Common treatments employed for GCH with associated autoimmune rheumatic diseases tend to have reasonable prognosis when treated with corticosteroids or azathioprine.9 MMF has not been previously used in this scenario; however, it is a well-established immunomodulator used to treat several autoimmune diseases. It reversibly inhibits the enzyme pivotal in purine synthesis, thereby restraining the proliferation of B and T cells. Hence, in addition to its established place in transplant medicine, the role of MMF now spans various specialities and is increasingly utilised to treat multisystem conditions.10 Certainly, the role of MMF in lupus and indeed lupus nephritis is well established. Similarly, it has been increasingly used in antiphospholipid antibody positive disease complex.

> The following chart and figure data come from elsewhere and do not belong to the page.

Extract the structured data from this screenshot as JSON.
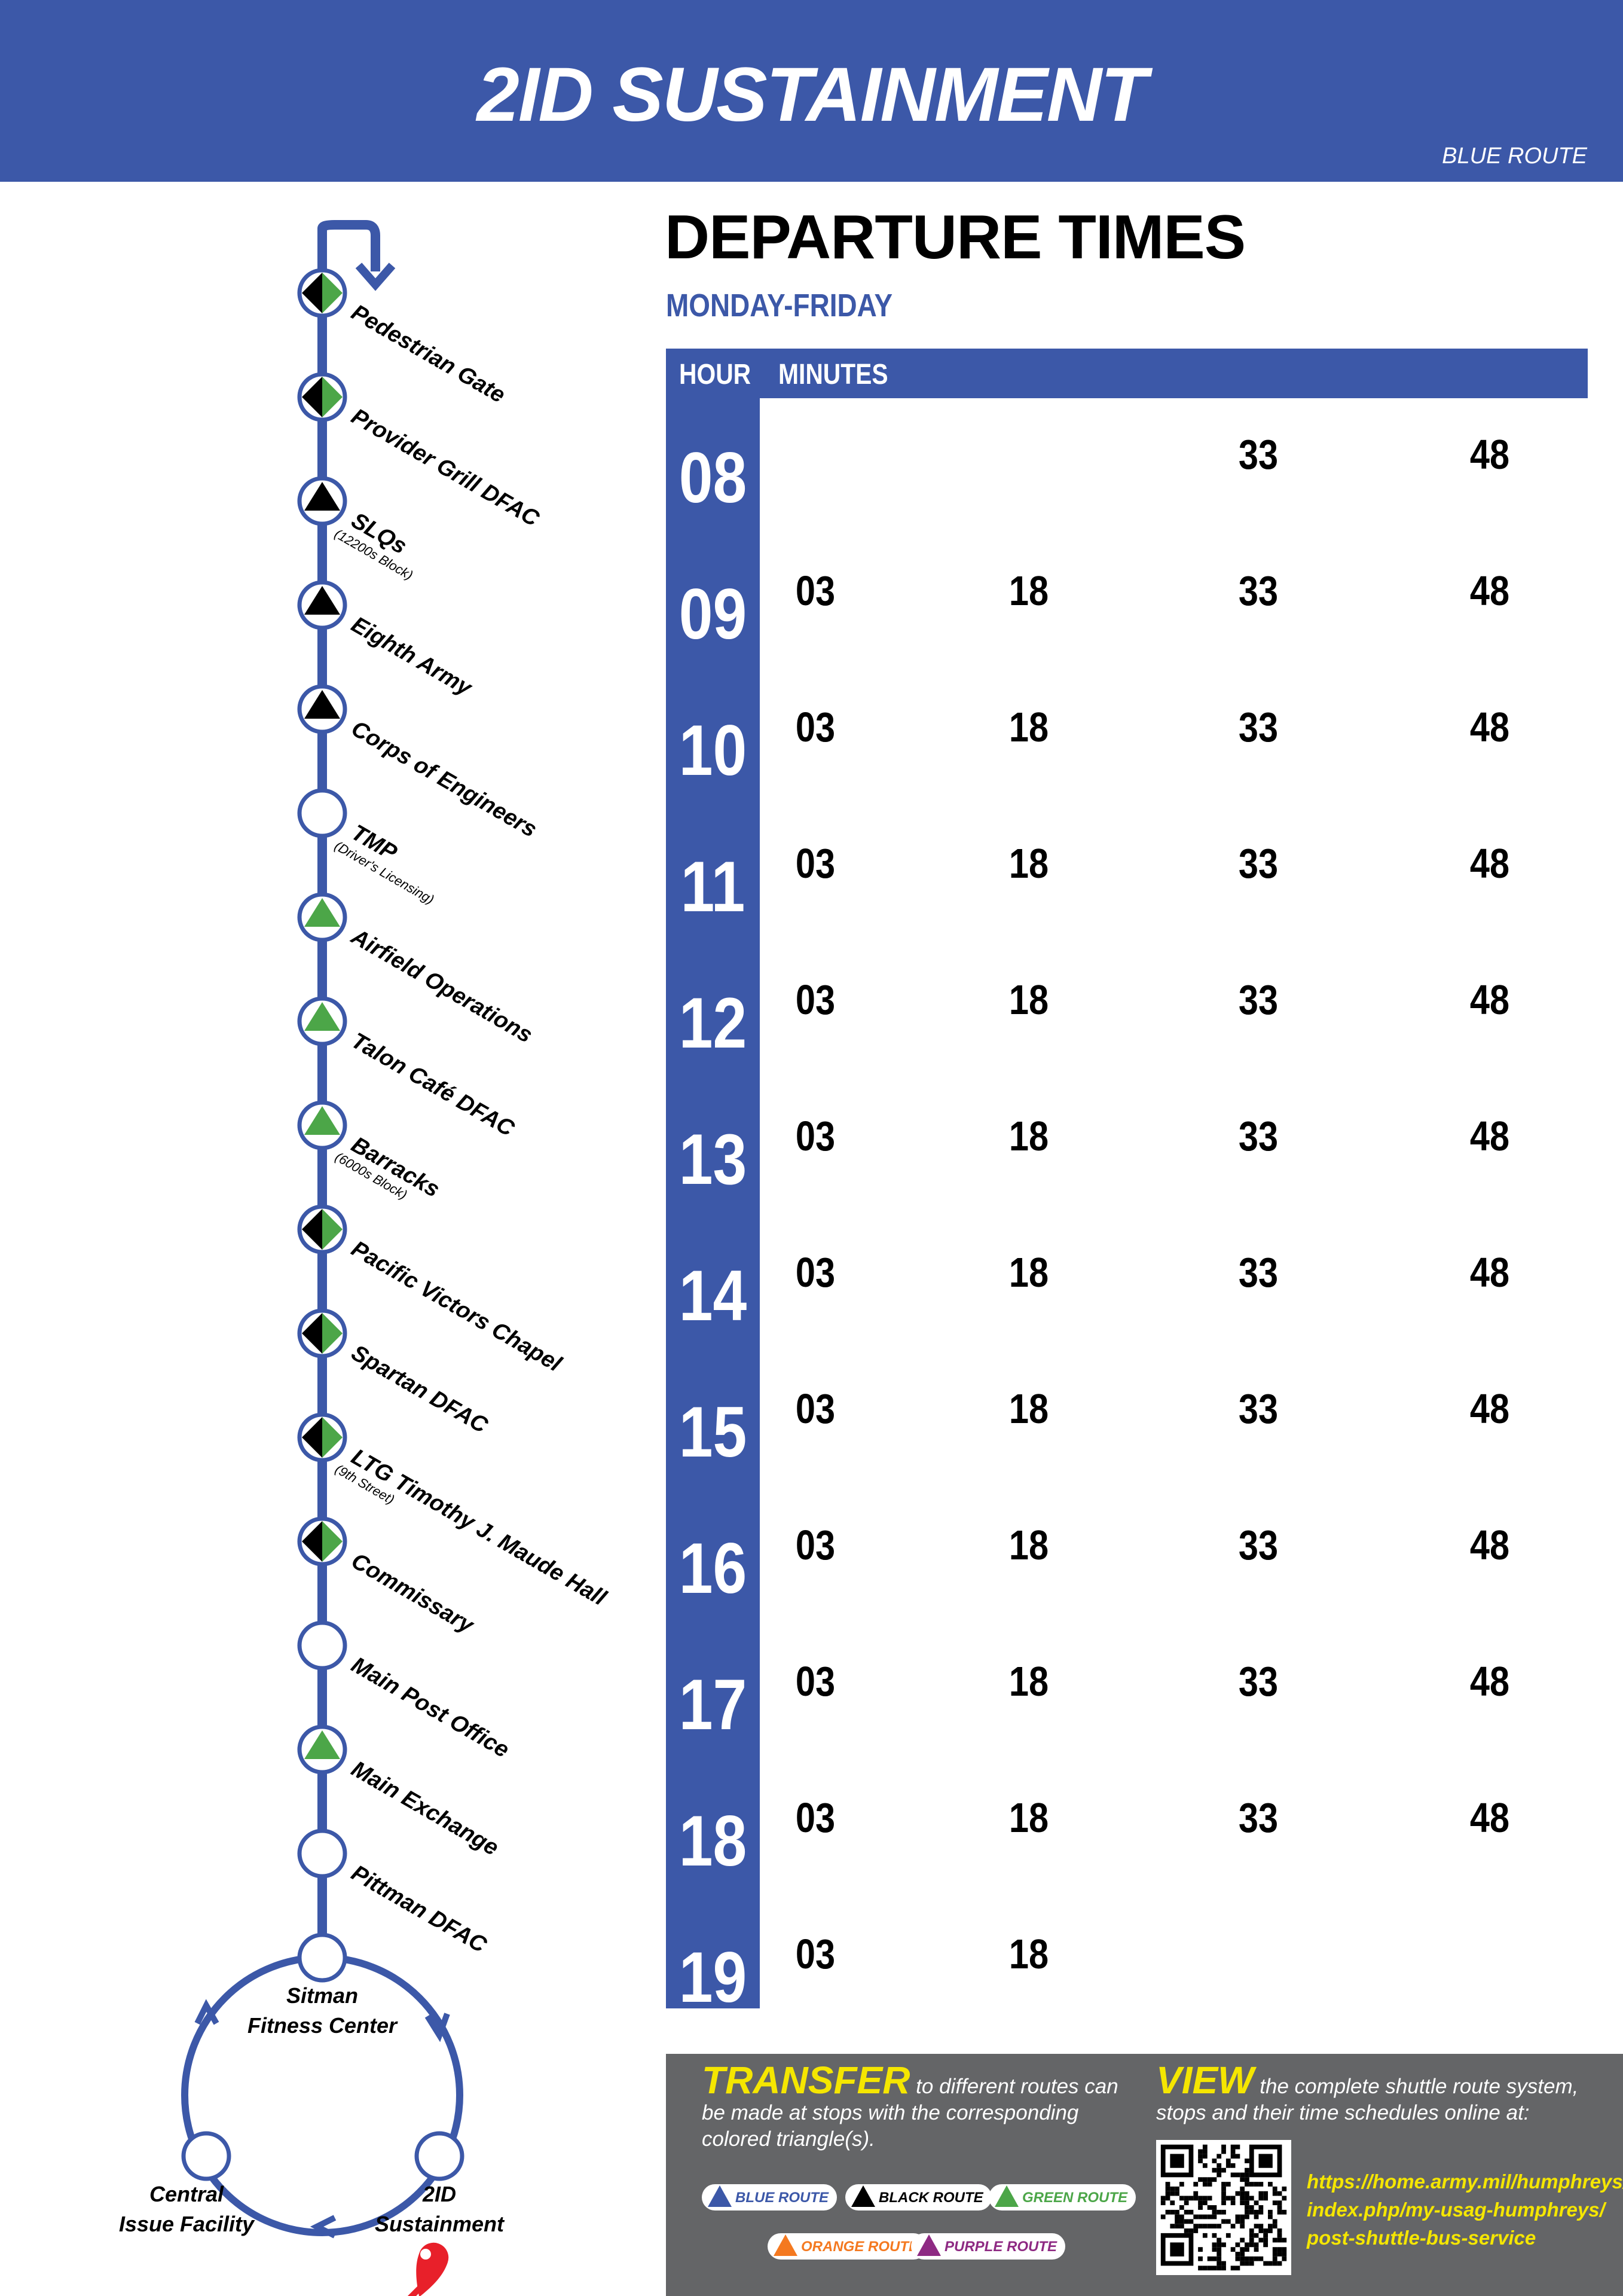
{
  "header": {
    "title": "2ID SUSTAINMENT",
    "route": "BLUE ROUTE"
  },
  "colors": {
    "blue": "#3c58a8",
    "green": "#4ca648",
    "black": "#000000",
    "gray": "#646567",
    "yellow": "#f5e600",
    "orange": "#f47920",
    "purple": "#8e2a83",
    "red": "#e8202a"
  },
  "stops": [
    {
      "name": "Pedestrian Gate",
      "sub": "",
      "transfer": "black-green"
    },
    {
      "name": "Provider Grill DFAC",
      "sub": "",
      "transfer": "black-green"
    },
    {
      "name": "SLQs",
      "sub": "(12200s Block)",
      "transfer": "black"
    },
    {
      "name": "Eighth Army",
      "sub": "",
      "transfer": "black"
    },
    {
      "name": "Corps of Engineers",
      "sub": "",
      "transfer": "black"
    },
    {
      "name": "TMP",
      "sub": "(Driver's Licensing)",
      "transfer": "none"
    },
    {
      "name": "Airfield Operations",
      "sub": "",
      "transfer": "green"
    },
    {
      "name": "Talon Café DFAC",
      "sub": "",
      "transfer": "green"
    },
    {
      "name": "Barracks",
      "sub": "(6000s Block)",
      "transfer": "green"
    },
    {
      "name": "Pacific Victors Chapel",
      "sub": "",
      "transfer": "black-green"
    },
    {
      "name": "Spartan DFAC",
      "sub": "",
      "transfer": "black-green"
    },
    {
      "name": "LTG Timothy J. Maude Hall",
      "sub": "(9th Street)",
      "transfer": "black-green"
    },
    {
      "name": "Commissary",
      "sub": "",
      "transfer": "black-green"
    },
    {
      "name": "Main Post Office",
      "sub": "",
      "transfer": "none"
    },
    {
      "name": "Main Exchange",
      "sub": "",
      "transfer": "green"
    },
    {
      "name": "Pittman DFAC",
      "sub": "",
      "transfer": "none"
    }
  ],
  "loop": {
    "top": [
      "Sitman",
      "Fitness Center"
    ],
    "left": [
      "Central",
      "Issue Facility"
    ],
    "right": [
      "2ID",
      "Sustainment"
    ]
  },
  "schedule": {
    "title": "DEPARTURE TIMES",
    "days": "MONDAY-FRIDAY",
    "col_hour": "HOUR",
    "col_minutes": "MINUTES",
    "rows": [
      {
        "hour": "08",
        "minutes": [
          "",
          "",
          "33",
          "48"
        ]
      },
      {
        "hour": "09",
        "minutes": [
          "03",
          "18",
          "33",
          "48"
        ]
      },
      {
        "hour": "10",
        "minutes": [
          "03",
          "18",
          "33",
          "48"
        ]
      },
      {
        "hour": "11",
        "minutes": [
          "03",
          "18",
          "33",
          "48"
        ]
      },
      {
        "hour": "12",
        "minutes": [
          "03",
          "18",
          "33",
          "48"
        ]
      },
      {
        "hour": "13",
        "minutes": [
          "03",
          "18",
          "33",
          "48"
        ]
      },
      {
        "hour": "14",
        "minutes": [
          "03",
          "18",
          "33",
          "48"
        ]
      },
      {
        "hour": "15",
        "minutes": [
          "03",
          "18",
          "33",
          "48"
        ]
      },
      {
        "hour": "16",
        "minutes": [
          "03",
          "18",
          "33",
          "48"
        ]
      },
      {
        "hour": "17",
        "minutes": [
          "03",
          "18",
          "33",
          "48"
        ]
      },
      {
        "hour": "18",
        "minutes": [
          "03",
          "18",
          "33",
          "48"
        ]
      },
      {
        "hour": "19",
        "minutes": [
          "03",
          "18",
          "",
          ""
        ]
      }
    ]
  },
  "footer": {
    "transfer_word": "TRANSFER",
    "transfer_text1": " to different routes can",
    "transfer_text2": "be made at stops with the corresponding",
    "transfer_text3": "colored triangle(s).",
    "view_word": "VIEW",
    "view_text1": " the complete shuttle route system,",
    "view_text2": "stops and their time schedules online at:",
    "routes": [
      {
        "label": "BLUE ROUTE",
        "color": "#3c58a8"
      },
      {
        "label": "BLACK ROUTE",
        "color": "#000000"
      },
      {
        "label": "GREEN ROUTE",
        "color": "#4ca648"
      },
      {
        "label": "ORANGE ROUTE",
        "color": "#f47920"
      },
      {
        "label": "PURPLE ROUTE",
        "color": "#8e2a83"
      }
    ],
    "url_lines": [
      "https://home.army.mil/humphreys/",
      "index.php/my-usag-humphreys/",
      "post-shuttle-bus-service"
    ]
  }
}
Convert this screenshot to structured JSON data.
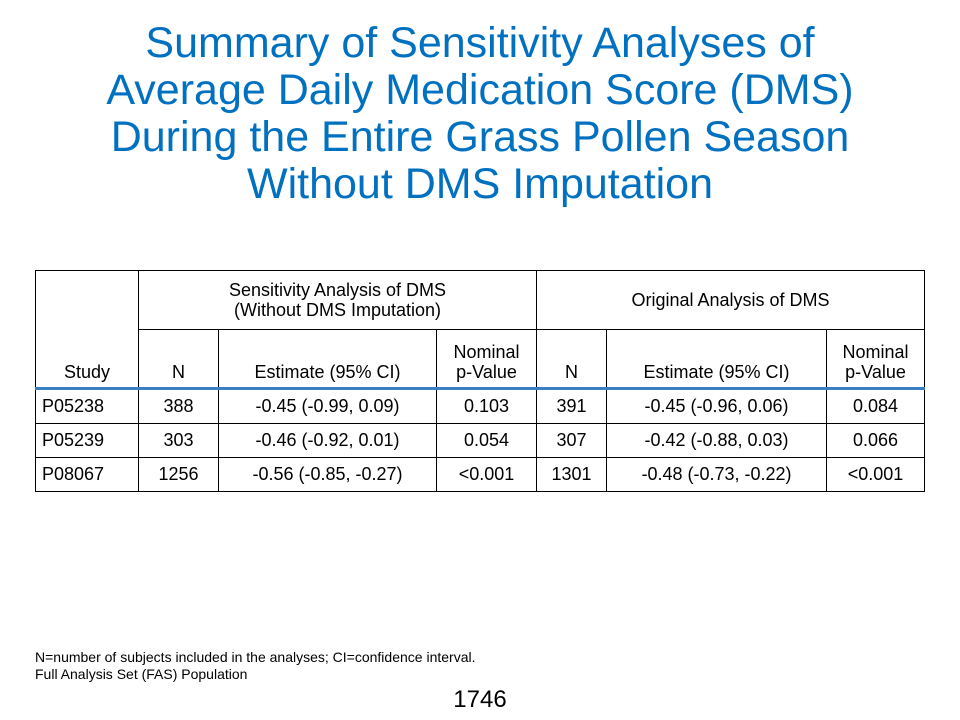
{
  "title_lines": [
    "Summary of Sensitivity Analyses of",
    "Average Daily Medication Score (DMS)",
    "During the Entire Grass Pollen Season",
    "Without DMS Imputation"
  ],
  "table": {
    "group_headers": {
      "sensitivity_line1": "Sensitivity Analysis of DMS",
      "sensitivity_line2": "(Without DMS Imputation)",
      "original": "Original Analysis of DMS"
    },
    "columns": {
      "study": "Study",
      "n": "N",
      "estimate": "Estimate (95% CI)",
      "pvalue_line1": "Nominal",
      "pvalue_line2": "p-Value"
    },
    "rows": [
      {
        "study": "P05238",
        "sens_n": "388",
        "sens_est": "-0.45 (-0.99, 0.09)",
        "sens_p": "0.103",
        "orig_n": "391",
        "orig_est": "-0.45 (-0.96, 0.06)",
        "orig_p": "0.084"
      },
      {
        "study": "P05239",
        "sens_n": "303",
        "sens_est": "-0.46 (-0.92, 0.01)",
        "sens_p": "0.054",
        "orig_n": "307",
        "orig_est": "-0.42 (-0.88, 0.03)",
        "orig_p": "0.066"
      },
      {
        "study": "P08067",
        "sens_n": "1256",
        "sens_est": "-0.56 (-0.85, -0.27)",
        "sens_p": "<0.001",
        "orig_n": "1301",
        "orig_est": "-0.48 (-0.73, -0.22)",
        "orig_p": "<0.001"
      }
    ]
  },
  "footnotes": [
    "N=number of subjects included in the analyses; CI=confidence interval.",
    "Full Analysis Set (FAS) Population"
  ],
  "page_number": "1746",
  "colors": {
    "title": "#0070C0",
    "header_rule": "#3A7FC5"
  }
}
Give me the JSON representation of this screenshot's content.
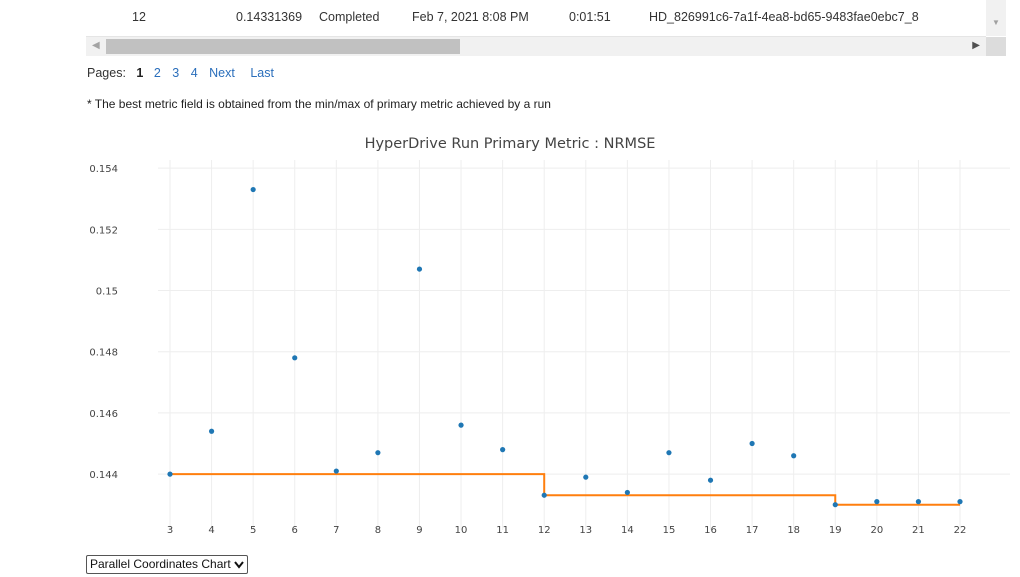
{
  "table": {
    "row": {
      "iteration": "12",
      "best_metric": "0.14331369",
      "status": "Completed",
      "start_time": "Feb 7, 2021 8:08 PM",
      "duration": "0:01:51",
      "run_id": "HD_826991c6-7a1f-4ea8-bd65-9483fae0ebc7_8"
    }
  },
  "pagination": {
    "label": "Pages:",
    "current": "1",
    "pages": [
      "2",
      "3",
      "4"
    ],
    "next": "Next",
    "last": "Last"
  },
  "footnote": "* The best metric field is obtained from the min/max of primary metric achieved by a run",
  "chart_selector": {
    "selected": "Parallel Coordinates Chart"
  },
  "colors": {
    "points": "#1f77b4",
    "best_line": "#ff7f0e",
    "link": "#2a6ebb"
  },
  "icons": {
    "dropdown": "chevron-down-icon",
    "scroll_left": "arrow-left-icon",
    "scroll_right": "arrow-right-icon",
    "scroll_down": "arrow-down-icon"
  },
  "chart_data": {
    "type": "scatter",
    "title": "HyperDrive Run Primary Metric : NRMSE",
    "xlabel": "",
    "ylabel": "",
    "xlim": [
      3,
      22
    ],
    "ylim": [
      0.1425,
      0.1542
    ],
    "x_ticks": [
      3,
      4,
      5,
      6,
      7,
      8,
      9,
      10,
      11,
      12,
      13,
      14,
      15,
      16,
      17,
      18,
      19,
      20,
      21,
      22
    ],
    "y_ticks": [
      0.144,
      0.146,
      0.148,
      0.15,
      0.152,
      0.154
    ],
    "y_tick_labels": [
      "0.144",
      "0.146",
      "0.148",
      "0.15",
      "0.152",
      "0.154"
    ],
    "grid": true,
    "series": [
      {
        "type": "scatter",
        "x": [
          3,
          4,
          5,
          6,
          7,
          8,
          9,
          10,
          11,
          12,
          13,
          14,
          15,
          16,
          17,
          18,
          19,
          20,
          21,
          22
        ],
        "y": [
          0.144,
          0.1454,
          0.1533,
          0.1478,
          0.1441,
          0.1447,
          0.1507,
          0.1456,
          0.1448,
          0.14331,
          0.1439,
          0.1434,
          0.1447,
          0.1438,
          0.145,
          0.1446,
          0.143,
          0.1431,
          0.1431,
          0.1431
        ]
      },
      {
        "type": "step-line",
        "x": [
          3,
          4,
          5,
          6,
          7,
          8,
          9,
          10,
          11,
          12,
          13,
          14,
          15,
          16,
          17,
          18,
          19,
          20,
          21,
          22
        ],
        "y": [
          0.144,
          0.144,
          0.144,
          0.144,
          0.144,
          0.144,
          0.144,
          0.144,
          0.144,
          0.14331,
          0.14331,
          0.14331,
          0.14331,
          0.14331,
          0.14331,
          0.14331,
          0.143,
          0.143,
          0.143,
          0.143
        ]
      }
    ]
  }
}
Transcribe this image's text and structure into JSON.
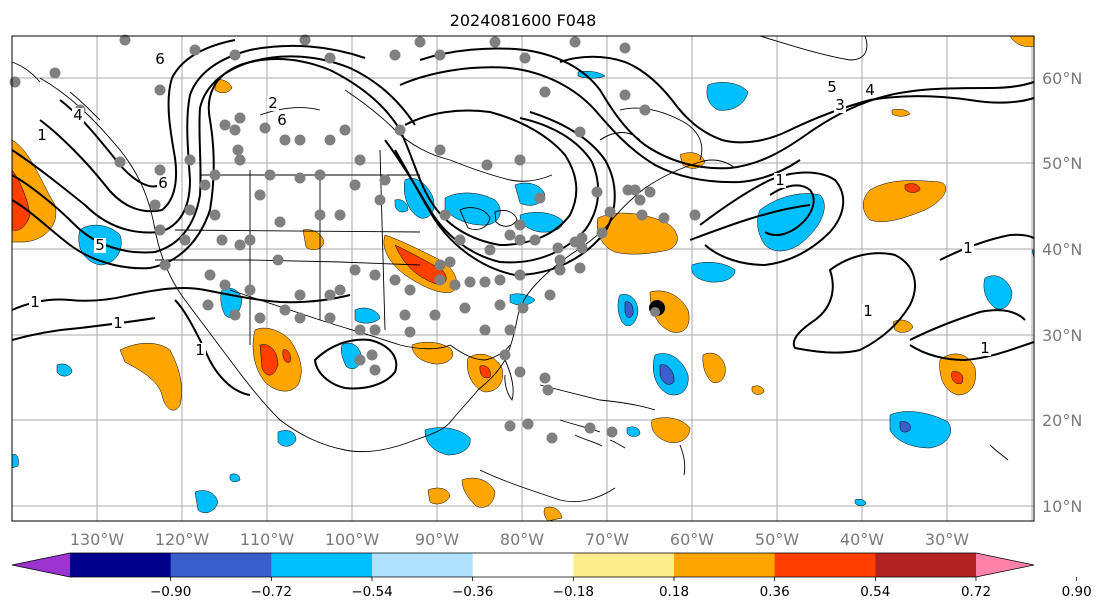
{
  "title": "2024081600 F048",
  "longitude_labels": [
    "130°W",
    "120°W",
    "110°W",
    "100°W",
    "90°W",
    "80°W",
    "70°W",
    "60°W",
    "50°W",
    "40°W",
    "30°W"
  ],
  "latitude_labels": [
    "60°N",
    "50°N",
    "40°N",
    "30°N",
    "20°N",
    "10°N"
  ],
  "contour_labels": [
    "1",
    "4",
    "6",
    "5",
    "1",
    "2",
    "6",
    "5",
    "3",
    "4",
    "1",
    "1",
    "1",
    "1",
    "6",
    "1",
    "1"
  ],
  "colorbar": {
    "tick_labels": [
      "−0.90",
      "−0.72",
      "−0.54",
      "−0.36",
      "−0.18",
      "0.18",
      "0.36",
      "0.54",
      "0.72",
      "0.90"
    ],
    "colors": [
      "#9b34d1",
      "#00008b",
      "#3a5fcd",
      "#00bfff",
      "#b0e2ff",
      "#ffffff",
      "#ffec8b",
      "#ffa500",
      "#ff3e00",
      "#b22222",
      "#ff82ab"
    ]
  },
  "fill_colors": {
    "light_blue": "#00bfff",
    "mid_blue": "#3a5fcd",
    "orange": "#ffa500",
    "red": "#ff3e00",
    "grid": "#a9a9a9",
    "station_dot": "#808080"
  }
}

There is growing evidence of its benefits in connective tissue diseases. We chose it for its broad impact on suppressing both T and B cell lineages which are implicated in all the concerned disease processes in our patient.
Abnormal liver function tests (LFTs) are quite common in rheumatology practice. Such minor aberrations tend to be related to immunomodulators or steatosis. In this case, though major improvement noted, LFTs remain abnormal despite treatment suggestive of mild liver disease. However, reassurance is drawn from full liver workup and the security of diagnosis.  Our case underscores the significance of careful evaluation of a challenging disease overlap with a need to investigate the cause of abnormal LFTs and the successful role of MMF in this setting.

 

CONFLICT OF INTEREST

The authors declare no conflict of interest.